© Bob DiNatale
Bob's Glossary
Color Model: A color measurement scale or system that numerically specifies the perceived attributes of color. Used in computer graphics applications and by color measurement instruments.
Color Space: A three-dimensional geometric representation of the colors that can be seen and/or generated using a certain color model.
ColorSync: Built-in color management architecture for Apple Macintosh computers. Third-party vendors utilize the ColorSync framework to provide device calibration, device characterization, and device profile-building methods.
Device Profile: Device-specific color information that is a characterization of a device’s color rendering and reproduction capabilities. Monitor profiles, scanner profiles, and printer profiles are utilized in a color management system such as Apple ColorSync to help the devices communicate color information with each other. Profiles are created by calibration and/or characterization method.
Gamut: The range of different colors that can be interpreted by a color model or generated by a specific device.
Metamerism, Metameric Pair: The phenomenon where two colors appear to match under one light source, yet do not match under a different light source. Two such colors are called a metameric pair.
Viewing Booth: A enclosed area with controlled lighting that is used in graphic arts studios, service bureaus, and printing companies as a stable environment for evaluating proofs and press sheets.
See D50 & D65.

D 50 : The CIE Standard Illuminant that represents a color temperature of 5000°K. This is the color temperature that is most widely used in graphic arts industry viewing booths. See Illuminants D.

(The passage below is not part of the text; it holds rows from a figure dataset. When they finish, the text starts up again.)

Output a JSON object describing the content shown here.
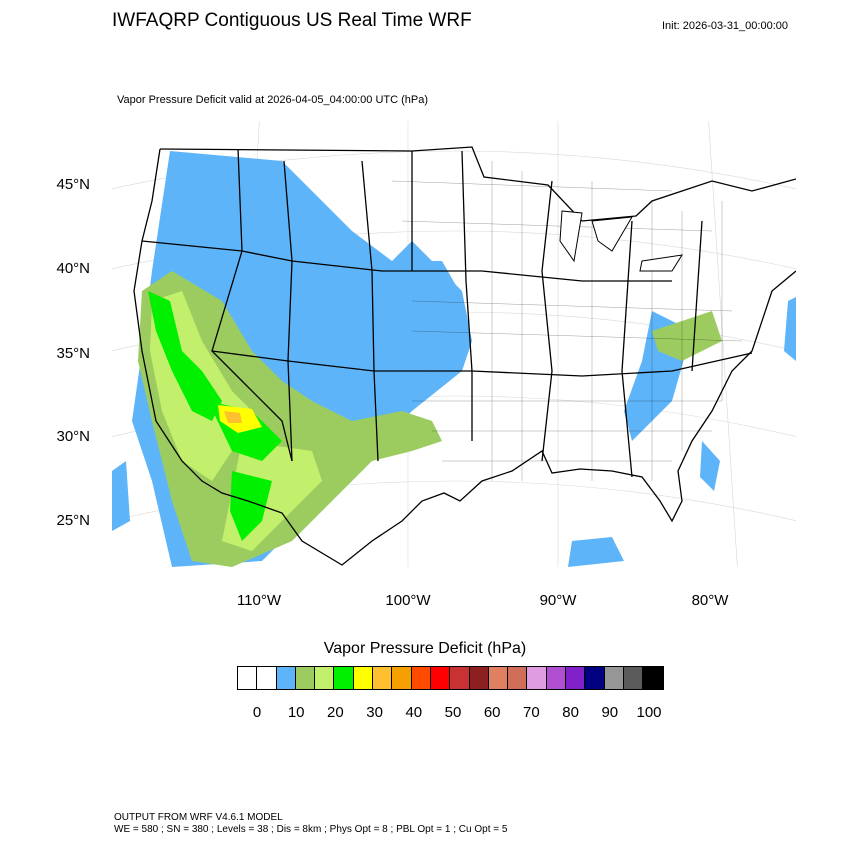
{
  "header": {
    "title": "IWFAQRP Contiguous US Real Time WRF",
    "init": "Init: 2026-03-31_00:00:00",
    "subtitle": "Vapor Pressure Deficit valid at 2026-04-05_04:00:00 UTC   (hPa)"
  },
  "map": {
    "lat_labels": [
      "45°N",
      "40°N",
      "35°N",
      "30°N",
      "25°N"
    ],
    "lon_labels": [
      "110°W",
      "100°W",
      "90°W",
      "80°W"
    ],
    "projection": "Lambert Conformal, contiguous US with state and county boundaries"
  },
  "legend": {
    "title": "Vapor Pressure Deficit  (hPa)",
    "ticks": [
      "0",
      "10",
      "20",
      "30",
      "40",
      "50",
      "60",
      "70",
      "80",
      "90",
      "100"
    ],
    "colors": [
      "#ffffff",
      "#ffffff",
      "#5eb4f8",
      "#9ccc60",
      "#c2f06c",
      "#00f000",
      "#ffff00",
      "#ffc030",
      "#f5a000",
      "#ff4a00",
      "#ff0000",
      "#c83232",
      "#8c2020",
      "#e08060",
      "#d06e5a",
      "#e09ce0",
      "#b050d0",
      "#8020c8",
      "#000080",
      "#969696",
      "#5a5a5a",
      "#000000"
    ]
  },
  "footer": {
    "line1": "OUTPUT FROM WRF V4.6.1 MODEL",
    "line2": "WE = 580 ; SN = 380 ; Levels = 38 ; Dis = 8km ; Phys Opt = 8 ; PBL Opt = 1 ; Cu Opt = 5"
  }
}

D 65 : The CIE Standard Illuminant that represents a color temperature of 6504°K.
Device-Independent: Describes a color space that can be defined using the full gamut of human vision ("standard observer") independent of the color-rendering capabilities of any specific device.
Electromagnetic Spectrum: The massive band of electromagnetic waves that pass through the air in different sizes, as measured by wavelength. Different wavelengths have different properties, but most are invisible–and some completely undetectable–to human beings. Only wavelengths that are between 380 and 720 nanometers in size are visible, producing light. Invisible waves outside the visible spectrum include gamma rays, x-rays, microwaves and radio waves.
Gamut Compression: Or tonal range compression. The color space coordinates of a color space with a larger gamut are reduced to accommodate the smaller gamut of a destination color space. For example, the gamut of photographic film is compressed for representation in the smaller CMYK gamut used for four-color process printing. See Gamut.
Gamut Mapping: Converting the coordinates of two or more color spaces into a common color space. Often results in tonal range compression. See Gamut Compression.
IT8: Series of test targets and tools for color characterization established by ANSI (American National Standards Institute) Committee IT8 for Digital Data Exchange Standards. Different IT8 targets are used to characterize different devices such as scanners and printers.
Soft-Proofing: The process of viewing color of the final print BEFORE printing! This is done by sending the file's color data to a calibrated monitor THROUGH an ICC printer profile. This allows us to make adjustments for the physical (absorption \ reflecting) characteristics of the paper \ ink combination.
Tristimulus Data: The three tristimulus values that combine to define or generate a specific color, such as R 255/G 255/B 0. Tristimulus data does not completely describe a color–the illuminant must also be defined. Also, in device-dependent color models such as RGB, the capabilities of the viewer or color-rendering device must also be defined. See Device-Dependent.